If 1984 was a tough year for me, it had to be downright unbearable for my dad. He was suddenly the single father of three little girls, ages 8, 6, and 2. But even through the grief and the fear and the exhaustion, my dad made time to play -- to toss a softball in the backyard, to hold impromptu Michael Jackson dance parties in our living room, to go to the park. Our favorite destination was Baltimore's Burdick Park, just a block from my grandparent's row home. It was a few bucolic acres of oak trees and wide grassy fields. There was a much beloved twisty sliding board, rows of swings, and enough 80s-era metal playground equipment to simultaneously break the bones of a hundred different kids. Paradise.
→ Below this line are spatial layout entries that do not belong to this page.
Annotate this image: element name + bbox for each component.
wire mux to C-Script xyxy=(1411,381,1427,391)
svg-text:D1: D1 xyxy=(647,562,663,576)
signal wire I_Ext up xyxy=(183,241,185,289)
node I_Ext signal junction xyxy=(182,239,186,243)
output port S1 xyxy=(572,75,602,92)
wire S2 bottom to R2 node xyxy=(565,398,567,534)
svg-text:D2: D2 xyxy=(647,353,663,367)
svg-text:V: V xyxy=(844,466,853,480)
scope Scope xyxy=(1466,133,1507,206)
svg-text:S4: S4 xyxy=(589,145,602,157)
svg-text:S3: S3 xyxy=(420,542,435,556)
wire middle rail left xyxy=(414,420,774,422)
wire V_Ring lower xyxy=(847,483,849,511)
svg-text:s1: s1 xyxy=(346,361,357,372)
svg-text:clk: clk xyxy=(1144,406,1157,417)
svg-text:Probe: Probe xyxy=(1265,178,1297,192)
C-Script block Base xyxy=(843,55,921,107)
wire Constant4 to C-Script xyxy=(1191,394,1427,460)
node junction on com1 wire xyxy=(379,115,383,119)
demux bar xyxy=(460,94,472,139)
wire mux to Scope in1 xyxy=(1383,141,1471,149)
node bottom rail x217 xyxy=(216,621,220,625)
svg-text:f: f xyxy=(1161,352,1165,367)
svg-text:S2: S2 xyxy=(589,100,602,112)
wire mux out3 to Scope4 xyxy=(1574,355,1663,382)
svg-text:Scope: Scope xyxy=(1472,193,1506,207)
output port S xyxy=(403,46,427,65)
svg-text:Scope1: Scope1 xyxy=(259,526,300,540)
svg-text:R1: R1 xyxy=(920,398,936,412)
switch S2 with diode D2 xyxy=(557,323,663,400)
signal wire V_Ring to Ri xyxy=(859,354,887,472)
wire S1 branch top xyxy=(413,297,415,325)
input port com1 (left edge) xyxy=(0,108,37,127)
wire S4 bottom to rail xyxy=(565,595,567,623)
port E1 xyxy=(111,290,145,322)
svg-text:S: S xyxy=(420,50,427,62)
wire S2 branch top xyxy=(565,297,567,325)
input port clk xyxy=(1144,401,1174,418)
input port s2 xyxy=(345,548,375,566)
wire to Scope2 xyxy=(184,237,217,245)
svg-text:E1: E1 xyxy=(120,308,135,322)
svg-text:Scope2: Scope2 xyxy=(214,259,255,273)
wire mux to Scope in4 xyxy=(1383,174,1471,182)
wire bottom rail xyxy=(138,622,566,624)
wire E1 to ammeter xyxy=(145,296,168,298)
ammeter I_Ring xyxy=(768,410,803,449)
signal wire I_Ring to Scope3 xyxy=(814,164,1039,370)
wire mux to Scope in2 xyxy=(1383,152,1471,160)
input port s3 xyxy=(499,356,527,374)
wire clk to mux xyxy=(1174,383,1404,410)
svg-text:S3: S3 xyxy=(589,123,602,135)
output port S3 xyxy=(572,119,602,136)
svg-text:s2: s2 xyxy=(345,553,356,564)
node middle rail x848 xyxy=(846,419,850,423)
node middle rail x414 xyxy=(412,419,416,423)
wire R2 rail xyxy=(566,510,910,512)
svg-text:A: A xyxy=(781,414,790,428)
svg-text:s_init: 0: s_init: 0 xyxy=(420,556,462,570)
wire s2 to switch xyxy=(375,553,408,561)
So on a warm, sun-drenched Saturday afternoon, my dad packed us into the Chevy Chevette and headed to Burdick Park. There was a line to get on the twisty sliding board and the swings were occupied, but we were unfazed. My dad challenged us to a game of tag. (At 2 years old, I can't imagine my youngest sister, Sarah, joining us in this game, but I don't recall what she was doing exactly. Now that I'm the mom of a toddler, my best guess is that she was calmly eating mulch.) Anyway, my middle sister and I rose to the challenge immediately. We rocketed around the see-saw, through the middle of a basketball game, and toward the small park maintenance building.
|I'm about to make this super awkward, Dad.|
"I'm gonna get you guys!" my dad shouted, sprinting after us.
"No way!" my sister Kim shouted back. Always the superior athlete, Kim shot between a group of kids and toward a stand of trees.
I was left out in the open, with my dad gaining on me.
My energy was flagging a bit, but I still had a lot of fight left. I reached the corner of the maintenance building, turned toward my dad, and called to mind a term I'd heard the 8th-grade girls casually lob at the boys from time to time.
"Get away from me, you pervert!" I yelled. Then I sprinted around the side of the building.
I remember a mom with a stroller stopping dead in her tracks to stare at me.
"Haha! You'll never catch me, you pervert!" I screamed as I rounded the back of the building.
"Pervert, pervert, pervert!" I chanted as I took off toward the merry-go-round, drunk on speed and my own coolness.
A group of kids near the monkey bars had gone strangely quiet.
My dad finally caught up with me as I reached the merry-go-round. His face was red. His mouth looked stiff. "Geez, he's taking this game pretty seriously," I thought, just as he grabbed me by the arm.
"Let go of me, you pervert," I laughed.
My dad looked like he had just been brutally goosed. With his eyes still wide, he leaned down and hissed, "Jeeeeesus Christ, Jessie. Shut the hell up!"
Suffice it to say that our day at the park ended right then and there. On the ride home, my dad wanted to know where exactly I'd picked up my fun new word, but I guess he was just too tapped out to explain what the word actually meant. I had to sleuth out the definition on my own during recess later that week. It was a gut-churning revelation.
Thirty years later, I still remember how my dad hustled us out of the park that day, his hand held gently at my back, urging me to walk a bit more quickly. I remember hearing him sigh and thinking to myself, "Boy, I really wore Dad out!" I remember feeling briefly and cluelessly cool.
So do I like that my son shouts "cock" at his daycare provider? No. Do I like using "hineyhole" when the situation merits something much stronger? No. But karmically speaking, I have bigger perverts to fry.